Joie et douceur sont deux mots qui le caractérisent tout à fait. Il garde souvent un doux sourire sur les lèvres et tente d’amener un peu de bonheur à chacun. Eugène n’est pas quelqu’un d’excessif. Il n’exprime jamais ses sentiments de manière forte. Il rit toujours doucement, mais jamais aux éclats, il ne crie pas, ne pleure que rarement…La seule chose qui peut le mettre dans un état perturbant est la peur et le stress lié à sa vision. Lorsque vous êtes plongé dans le noir constamment sans voir réellement le monde qui vous entoure, il existe des angoisses que seuls les aveuglent peuvent comprendre. Et il n’est qu’une seule personne au monde qui sache lui faire perdre tous ses moyens…

Comme professeur, il est, contrairement à ce que l’on pourrait croire, particulièrement doué. Il travaille d’une manière différente mais très pédagogique. Bien qu’il n’aime pas sévir, il sait tout de même se faire respecter et prend souvent au piège les petits malins qui pensent pouvoir jouer de son handicap. C’est un passionné de sa matière et il tente du mieux qu’il peut de faire partager cette passion à ses élèves.
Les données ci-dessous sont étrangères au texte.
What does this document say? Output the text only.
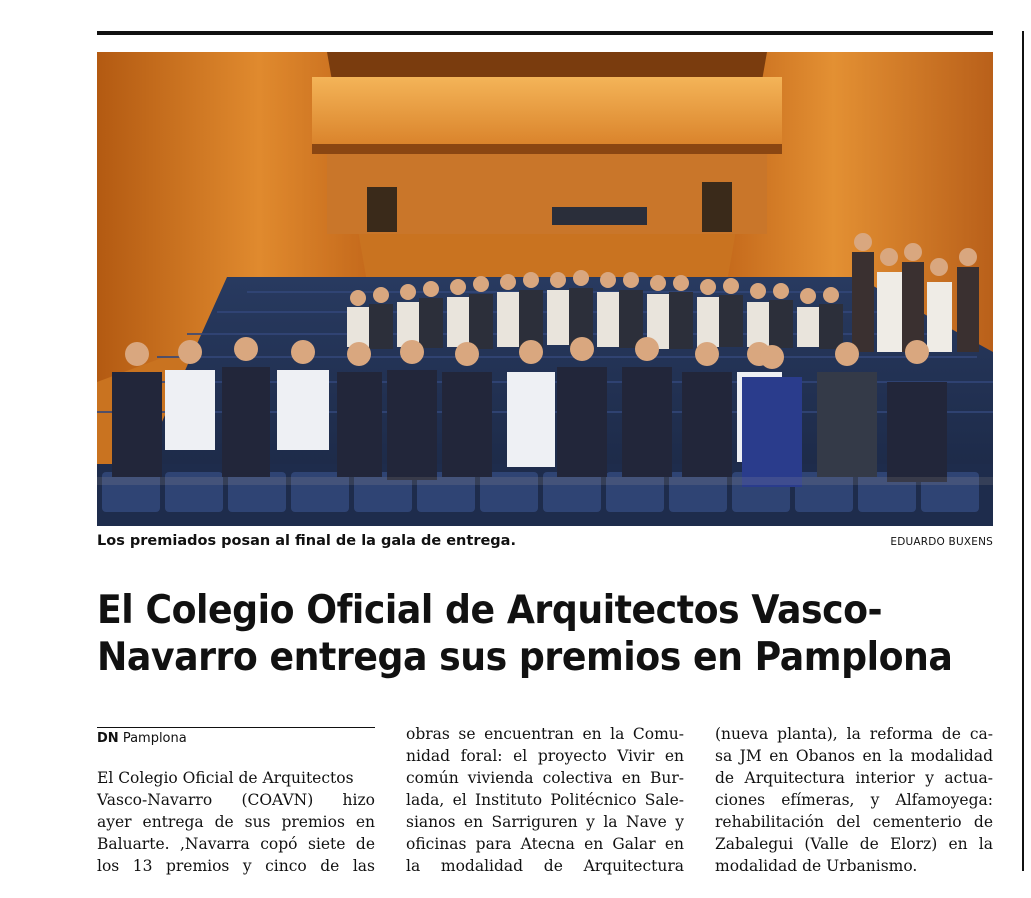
Los premiados posan al final de la gala de entrega.	EDUARDO BUXENS
El Colegio Oficial de Arquitectos Vasco-
Navarro entrega sus premios en Pamplona
DN Pamplona
El Colegio Oficial de Arquitectos
Vasco-Navarro (COAVN) hizo
ayer entrega de sus premios en
Baluarte. ,Navarra copó siete de
los 13 premios y cinco de las
obras se encuentran en la Comu-
nidad foral: el proyecto Vivir en
común vivienda colectiva en Bur-
lada, el Instituto Politécnico Sale-
sianos en Sarriguren y la Nave y
oficinas para Atecna en Galar en
la modalidad de Arquitectura
(nueva planta), la reforma de ca-
sa JM en Obanos en la modalidad
de Arquitectura interior y actua-
ciones efímeras, y Alfamoyega:
rehabilitación del cementerio de
Zabalegui (Valle de Elorz) en la
modalidad de Urbanismo.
Il sait que peu seront réceptifs, cependant il tente tout de même de faire en sorte que chacun puisse réussir dans sa matière. Tout ce qu’il attend c’est une attention vive des élèves et il aime avoir avec eux une bonne entente. C’est en général un professeur apprécié.

La part d’ombre qui existe en tout homme est aujourd’hui bien cachée en lui. Elle est reliée à son passé qui régit aujourd’hui son présent. C’est notamment grâce à elle qu’il est devenu plus fort au fil des années, après avoir surmonté de lourds évènements. Si la vie ne lui a pas fait de cadeaux il a pourtant décidé de ne pas la détester et d’apprendre à apprécier ce qu’il a aujourd’hui. On ne vit pas avec ce que l’on a perdu, mais avec ce que l’on a gagné. Cependant, il lui reste un sujet qui lui est plus difficile que les autres à supporter avec le sourire. Celui-là qui révèle les véritables faiblesses de son cœur. Il espère alors sincèrement que si un jour il s’y voit à nouveau confronté, il saura y faire face sans se laisser submerger. Car après tout, l’homme reste une créature impuissante face aux troubles de sa nature.


"L’important n’est pas l’image que les autres ont de nous, mais celle que nous avons de nous-même."


Eugène n’est pas comme les autres.

Depuis toujours on ne cesse de lui répéter, il est différent. Sa peau est d’une blancheur semblable à la neige, ses cheveux sont d’une clarté sans pareille, ses yeux clairs d’une couleur peu commune. Cette apparence aux allures fantomatiques a souvent plus effrayé son entourage qu’autre chose. Il était un être à part ; et par là-même, un être à craindre.

"L’homme a toujours eu peur de ce qu’il ne connaissait pas ; de ce qui lui était différent."

Non, Il n’est pas comme les autres.
En réalité, Eugène est atteint d’albinisme. Sa peau est donc pauvre en mélanine, aussi  blanche et fragile que la porcelaine et incroyablement sensible aux rayons du soleil.  Cette maladie explique également l’apparence de ses cheveux et de ses yeux qui ont la particularité d’être rose pâle, lui offrant un regard unique, étrange ou fascinant. Autrefois, ils étaient sensibles à une trop grande luminosité et ils lui occasionnaient des problèmes de vue. Aujourd’hui, de toute manière, ils ne sont plus capables de voir. Aussi ses prunelles sont-elles souvent figées dans le vide, perdues dans une contemplation inconnue, dévisageant un point fixe qui parfois dévie de la bonne trajectoire. Un petit détail qui n'appartient qu'à lui est la présence de deux grains de beauté en-dessous de ses lèvres.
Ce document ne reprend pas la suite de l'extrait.